India’s GDP grew 8.2% in the fiscal year ended March, according to data released Friday, a boost for Prime Minister Narendra Modi just hours before polls close in the country’s six-week elections that he is expected to hold. to win.

The economy grew 7.8% in the latest quarter, surpassing the government’s forecast of 5.9% and paving the way for India to become the world’s fastest-growing major economy this year. The World Bank’s Managing Director of Operations told CNBC in February that India would do so should maintain an annual growth rate of approximately 8% to achieve its ambition of becoming a high-income developed nation by 2047.

SIGNALS

Semafor Signals: Global insights into today’s biggest stories.

The euphoria about India’s growth hides deeper problems

Sources: The Wall Street Journal, Associated Press, Bloomberg

India’s GDP measurement may mask this the weaknesses of its huge informal sector, writes The Wall Street Journal. Private consumption – the biggest driver of GDP – grew slower than pre-pandemic levels, while optimism in the economy is not leading to more investment, an economist said. “You have a thriving economy for people higher up the socio-economic ladder, but people lower down are really having a hard time,the director of the South Asia Program at the Carnegie Endowment for International Peace told the Associated Press. The result is slow wage growth, high interest rates and heavy borrowing has weakened the purchasing power of more than 300 million familiesthat accounts for 70% of GDP, argued Bloomberg columnist Andy Mukherjee.

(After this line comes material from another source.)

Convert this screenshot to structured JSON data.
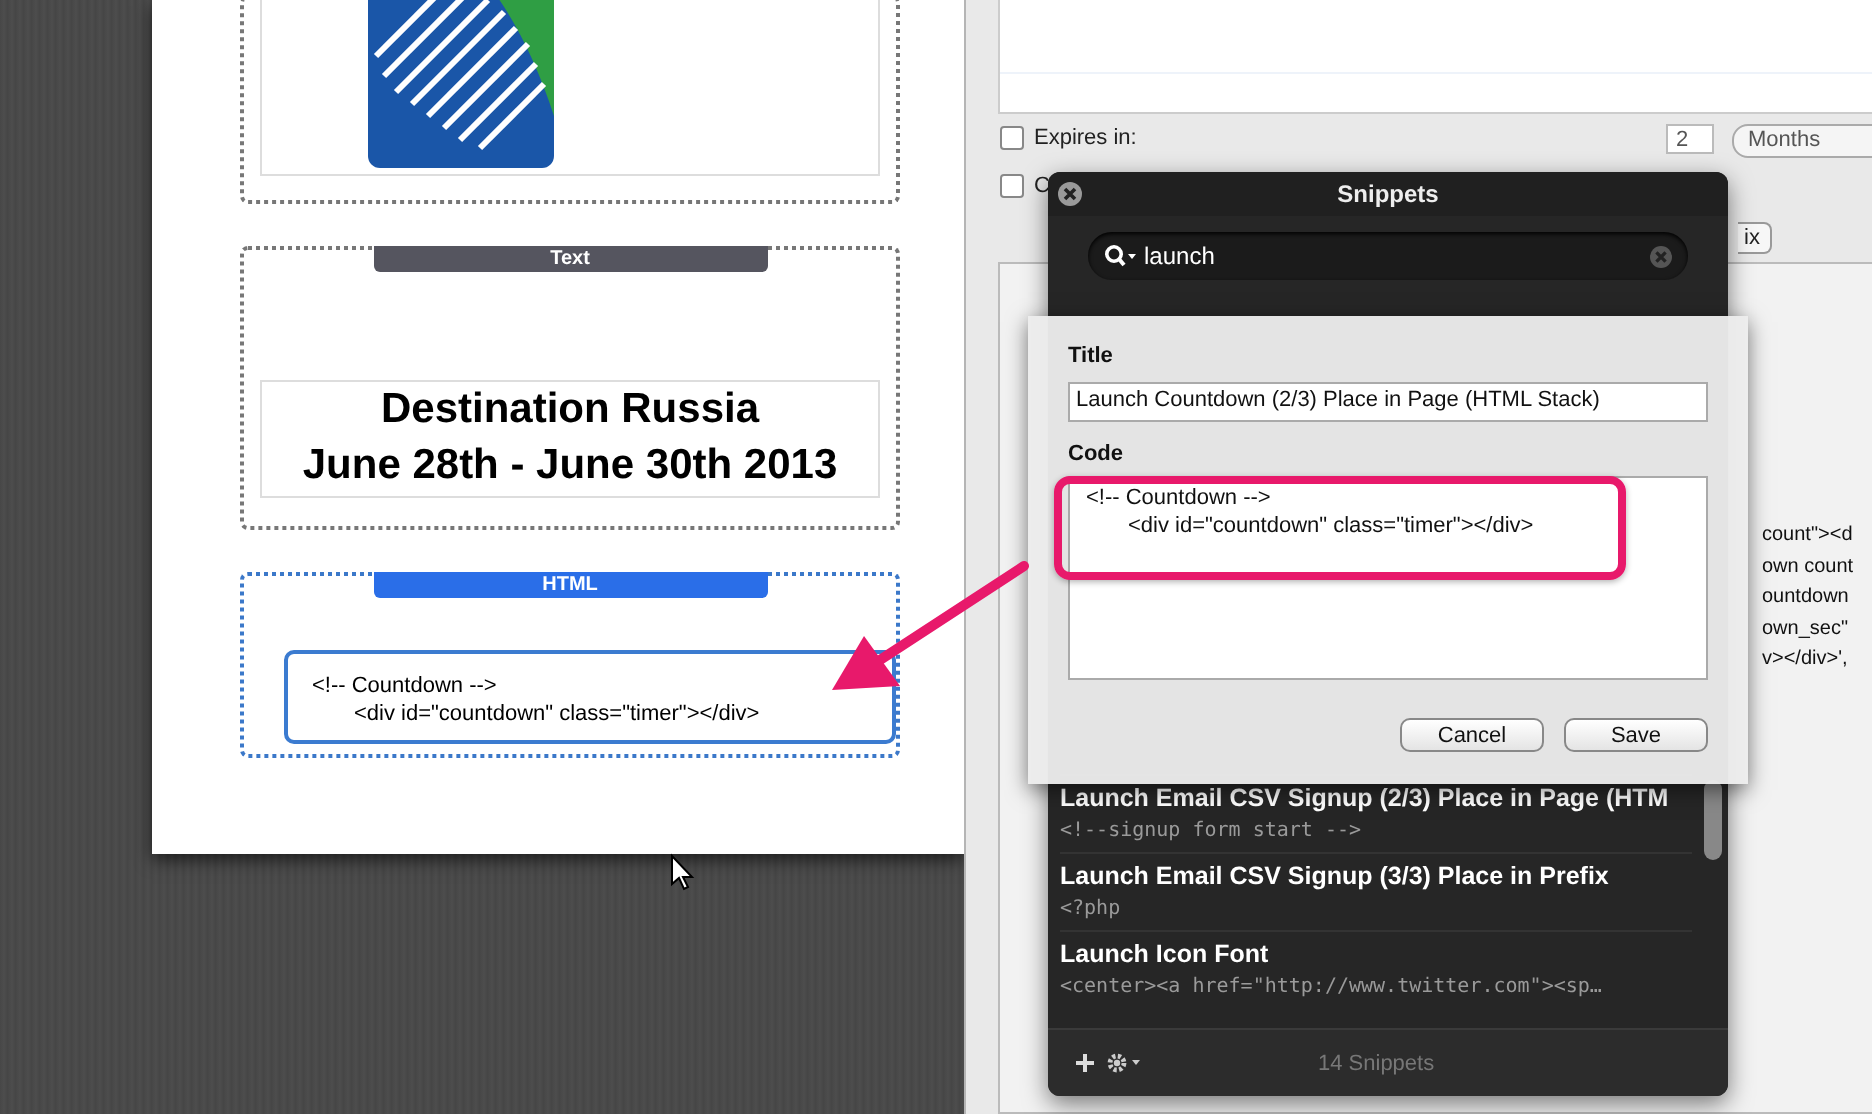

India has ‘bloodless job creation’

Sources: Project Syndicate, India Development Review, The Indian Express

The hype about India’s economic prospects ignores a problem 75 years in the making:Anemic job creation,” argued Ashoka Mody, a former economist at the International Monetary Fund, in Project Syndicate. Policymakers have offered only gimmicks in response to this fundamental development deficit, he wrote, and should instead offer investments in human capital. Indias Unemployment growth tends to affect women in particularwho face “increased exploitation, poor working conditions, lack of mobility and a greater risk of violence,” according to a columnist for the India Development Review. Creating more productive employment opportunities should be a top priority for the next government, The Indian Express wrote in a recent editorial.